We all know that we need to eat a healthy and balanced diet to maintain a healthy lifestyle. A healthy and balanced diet can help us to maintain a healthy weight, stay in shape and avoid issues such as being underweight, overweight or obese. This can also help to prevent health conditions that are linked to weight problems. But all too many of us fail to eat a healthy diet. We turn to fast food, ready meals, unhealthy snacks and other junk foods out of convenience and for the taste. The good news is that there are steps you can take to implement a healthier way of eating.


First, try to stay within your recommended calories. Calories are units of energy that can be found in food and different foods contain different amounts. The guide below should help you to determine roughly how many calories you should be consuming in a day.

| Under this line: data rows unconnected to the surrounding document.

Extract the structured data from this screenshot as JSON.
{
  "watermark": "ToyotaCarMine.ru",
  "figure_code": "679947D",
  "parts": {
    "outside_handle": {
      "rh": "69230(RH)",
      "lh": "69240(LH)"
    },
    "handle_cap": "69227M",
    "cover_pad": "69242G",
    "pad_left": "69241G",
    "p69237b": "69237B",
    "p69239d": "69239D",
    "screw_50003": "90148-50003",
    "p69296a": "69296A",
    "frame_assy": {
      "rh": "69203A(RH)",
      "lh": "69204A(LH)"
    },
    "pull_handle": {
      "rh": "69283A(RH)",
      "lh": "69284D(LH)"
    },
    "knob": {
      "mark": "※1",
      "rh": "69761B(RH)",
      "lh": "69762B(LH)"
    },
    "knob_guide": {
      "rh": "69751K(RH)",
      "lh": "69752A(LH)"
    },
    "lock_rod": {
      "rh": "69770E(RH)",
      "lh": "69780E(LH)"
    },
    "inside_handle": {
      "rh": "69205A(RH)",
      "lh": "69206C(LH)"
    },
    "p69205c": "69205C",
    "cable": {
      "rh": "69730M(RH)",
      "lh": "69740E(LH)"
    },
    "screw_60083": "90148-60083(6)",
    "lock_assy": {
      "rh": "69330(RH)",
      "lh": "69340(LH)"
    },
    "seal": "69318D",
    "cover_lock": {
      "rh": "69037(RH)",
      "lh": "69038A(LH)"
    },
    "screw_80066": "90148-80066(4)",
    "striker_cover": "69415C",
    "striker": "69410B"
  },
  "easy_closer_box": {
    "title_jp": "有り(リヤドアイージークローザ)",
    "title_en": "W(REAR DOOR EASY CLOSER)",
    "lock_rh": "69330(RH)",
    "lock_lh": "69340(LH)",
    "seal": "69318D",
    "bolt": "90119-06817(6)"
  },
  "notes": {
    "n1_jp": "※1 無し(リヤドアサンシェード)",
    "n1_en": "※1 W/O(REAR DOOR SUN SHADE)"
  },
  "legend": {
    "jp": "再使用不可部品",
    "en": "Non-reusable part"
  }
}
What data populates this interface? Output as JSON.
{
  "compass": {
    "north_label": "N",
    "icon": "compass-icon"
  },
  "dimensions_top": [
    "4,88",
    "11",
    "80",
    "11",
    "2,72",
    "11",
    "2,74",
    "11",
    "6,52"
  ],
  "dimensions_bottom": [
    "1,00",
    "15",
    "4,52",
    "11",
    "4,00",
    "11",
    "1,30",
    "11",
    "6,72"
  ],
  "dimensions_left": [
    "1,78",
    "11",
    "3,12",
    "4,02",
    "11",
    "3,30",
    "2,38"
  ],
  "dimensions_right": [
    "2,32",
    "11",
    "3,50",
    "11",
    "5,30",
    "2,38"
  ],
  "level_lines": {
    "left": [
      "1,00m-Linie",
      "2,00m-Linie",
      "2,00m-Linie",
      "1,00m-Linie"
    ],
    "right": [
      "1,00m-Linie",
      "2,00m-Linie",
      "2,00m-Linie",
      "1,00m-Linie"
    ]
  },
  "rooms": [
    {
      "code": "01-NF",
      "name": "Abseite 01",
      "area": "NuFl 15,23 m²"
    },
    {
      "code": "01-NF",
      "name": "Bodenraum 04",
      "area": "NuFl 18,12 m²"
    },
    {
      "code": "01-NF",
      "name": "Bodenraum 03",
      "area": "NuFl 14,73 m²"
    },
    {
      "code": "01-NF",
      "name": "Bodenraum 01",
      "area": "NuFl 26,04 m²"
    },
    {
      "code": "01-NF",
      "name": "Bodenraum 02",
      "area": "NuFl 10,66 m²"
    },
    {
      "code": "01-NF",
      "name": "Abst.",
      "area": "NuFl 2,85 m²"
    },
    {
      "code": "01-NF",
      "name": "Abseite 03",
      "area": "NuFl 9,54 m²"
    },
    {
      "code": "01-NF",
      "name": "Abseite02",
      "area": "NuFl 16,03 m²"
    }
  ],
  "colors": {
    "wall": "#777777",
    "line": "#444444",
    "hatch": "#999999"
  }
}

Check with your doctor for recommendations specific to you as an individual.

  • Children aged 2 to 8 – 1000 to 1400 calories
  • Girls aged 9 to 13 – 1400 to 1600 calories
  • Boys aged 9 to 13 – 1600 to 2000 calories
  • Active women aged 14 to 30 – 2400 calories
  • Sedentary women aged 14 to 30 – 1800 to 2000 calories
  • Active men aged 14 to 30 – 2800 to 3200 calories
  • Sedentary men aged 14 to 30 – 2000 to 2600 calories
  • Active adults over 30 – 2000 to 3000 calories
  • Sedentary adults over 30 – 1600 to 2400 calories

Balanced Plates

So many people try to cut out entire food groups that they deem “bad” when trying to create a healthier diet or alter their weight. But this isn’t ideal. Instead, you should eat everything in moderation. Make sure that you always get your five a day, that you eat enough carbohydrates, get enough protein, consume healthy, unsaturated fats and monitor your salt consumption to eat just enough but not too much.

If you find that you’re still not reaching your desired BMI, you should consult your doctor. They may be able to identify underlying conditions impacting your weight, or recommend procedures that can help you achieve your ideal look, as well as other advice, such as what size faja to wear following procedures.


It’s recommended that the average adult gets one hundred and fifty minutes of moderate aerobic exercise a week, or seventy five minutes of vigorous aerobic exercise a week. Find a form of exercise you like. This will improve your chances of sticking to your fitness routine. Some ideas include:

  • The gym
  • Swimming
  • Weights
  • Dance
  • Yoga
  • Cycling

As you can see, you only need to make small steps to significantly improve your lifestyle and overall health. Hopefully, some of the above ideas will serve as a good springboard for you!